UMD Spin-Off Gets a Boost

What do you need to turn a brilliant idea into a business? “A good morale boost,” says Abhishek Motayed, Founder and President of N5 Sensors, Inc. of Rockville. Motayed had that boost this month when N5 Sensors received two Small Business Innovation Research (SBIR) awards totaling $250,000. The grants came from the Environmental Protection Agency (EPA) and the National Science Foundation (NSF) towards N5 Sensors work developing low-power, computer chip-size benzene, carbon monoxide, and ammonia sensors.

A 2012 UMD Invention of Year Award winner, Motayed has kept close contact with the university’s Office of Technology Commercialization (OTC), a crucial participant in the creation of N5 Sensors. “My interactions with OTC were very positive and encouraging. They are very knowledgeable—they knew exactly how to advise me on funding, commercialization, and patenting,” says Motayed.

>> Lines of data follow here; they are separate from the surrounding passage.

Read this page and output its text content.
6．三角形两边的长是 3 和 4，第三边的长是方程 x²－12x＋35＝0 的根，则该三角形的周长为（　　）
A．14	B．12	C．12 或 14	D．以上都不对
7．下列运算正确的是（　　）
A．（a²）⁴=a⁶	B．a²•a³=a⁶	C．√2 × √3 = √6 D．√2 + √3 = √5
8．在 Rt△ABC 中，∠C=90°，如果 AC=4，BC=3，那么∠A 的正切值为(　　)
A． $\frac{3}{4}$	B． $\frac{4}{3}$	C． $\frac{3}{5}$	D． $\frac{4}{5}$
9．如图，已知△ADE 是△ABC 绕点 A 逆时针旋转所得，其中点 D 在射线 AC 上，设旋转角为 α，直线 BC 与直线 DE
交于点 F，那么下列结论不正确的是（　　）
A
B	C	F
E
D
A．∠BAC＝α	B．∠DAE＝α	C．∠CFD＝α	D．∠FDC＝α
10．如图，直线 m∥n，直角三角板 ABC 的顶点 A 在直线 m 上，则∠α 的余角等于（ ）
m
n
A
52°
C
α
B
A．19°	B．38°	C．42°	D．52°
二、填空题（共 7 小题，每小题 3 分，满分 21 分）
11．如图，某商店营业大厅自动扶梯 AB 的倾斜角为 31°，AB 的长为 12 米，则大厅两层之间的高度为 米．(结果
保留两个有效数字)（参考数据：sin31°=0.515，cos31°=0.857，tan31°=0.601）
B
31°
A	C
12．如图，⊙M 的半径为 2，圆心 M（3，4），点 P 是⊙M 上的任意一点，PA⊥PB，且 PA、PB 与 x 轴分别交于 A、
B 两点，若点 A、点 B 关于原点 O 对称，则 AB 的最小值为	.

Pasquale Ferrari, Senior Licensing Manager at OTC, was impressed by Motayed’s humble attitude and desire to learn how to build a business from the tiny sensor chips he developed in his lab at the Institute for Research in Electronics & Applied Physics. They met in 2011, just a few months into Ferrari’s arrival at OTC, and began a longstanding collaboration that would yield several valuable lessons. “Commercialization doesn’t happen overnight,” says Ferrari. “We took a variety of steps—forward, backward, and sideways—that made the best use of university and state resources but also paved the way for how to use them.”

In the beginning stages, Motayed sought advice at the Maryland Technology Enterprise Institute (MTech), which offers monthly entrepreneur office hours. There he met Ferrari, and they began their discussions on funding opportunities, licensing, and connecting with the right people.

University-owned intellectual property must enter a patenting and licensing process that should be done carefully and patiently. Filing for a patent, securing rights from joint owner institutions, and then licensing that patent back to Motayed’s company so that he could practice the patent rights were a few of many steps along the way. Ferrari and Motayed received grants, including TEDCO’s former TechStart grant, to perform market studies that determined the current need for micro sensors. It was also crucial to find a way of producing the sensors at a low cost. For a small percentage of the company, BioHealth Innovations allowed Motayed to use their services for production.

Nowadays, N5 Sensors is on its way to marketing micro sensors so small they can fit into a chip, with applications as varied as to include the personal monitoring of air quality via mobile devices for people with asthma.

Motayed hopes to able to bring a product into the market in two to three years, specifically targeting industrial monitoring of four gases—oxygen, carbon monoxide, ammonia, and hydrogen sulfide. These gases are commonly present in all sorts of industrial operations, and may be toxic, pose a threat to the safety of workers, and produce long term hazards to their health.

There is currently a very high demand for these sensors. Motayed’s business will supply this demand at a much lower cost and with higher performance—an unprecedented feat in his field.

The SBIR Phase I awards build on two recent recognitions for N5 Sensors: a phase III grant from the Maryland Innovation Initiative (MII) for $100,000, and acceptance into the DC I-Corps program, which is run by UMD at College Park, George Washington University, and Virginia Tech. These recognitions allow Motayed and his team to do the right testing for their models of future products, while providing motivation to reach their goals. SBIR awards are highly competitive—the two N5 Sensors received total $250,000—and are meant to yield exceedingly effective models for products that could eventually garner Phase II support, which means more funding and for a significantly longer period.

“To get where he is now, Abhishek had to show leadership and commitment,” says Ferrari. Today, OTC continues its hard labor of support. They often receive calls from investors and venture capital firms inquiring about the status of their base start-up companies, and through such interactions they give businesses like N5 Sensors additional opportunities for growth.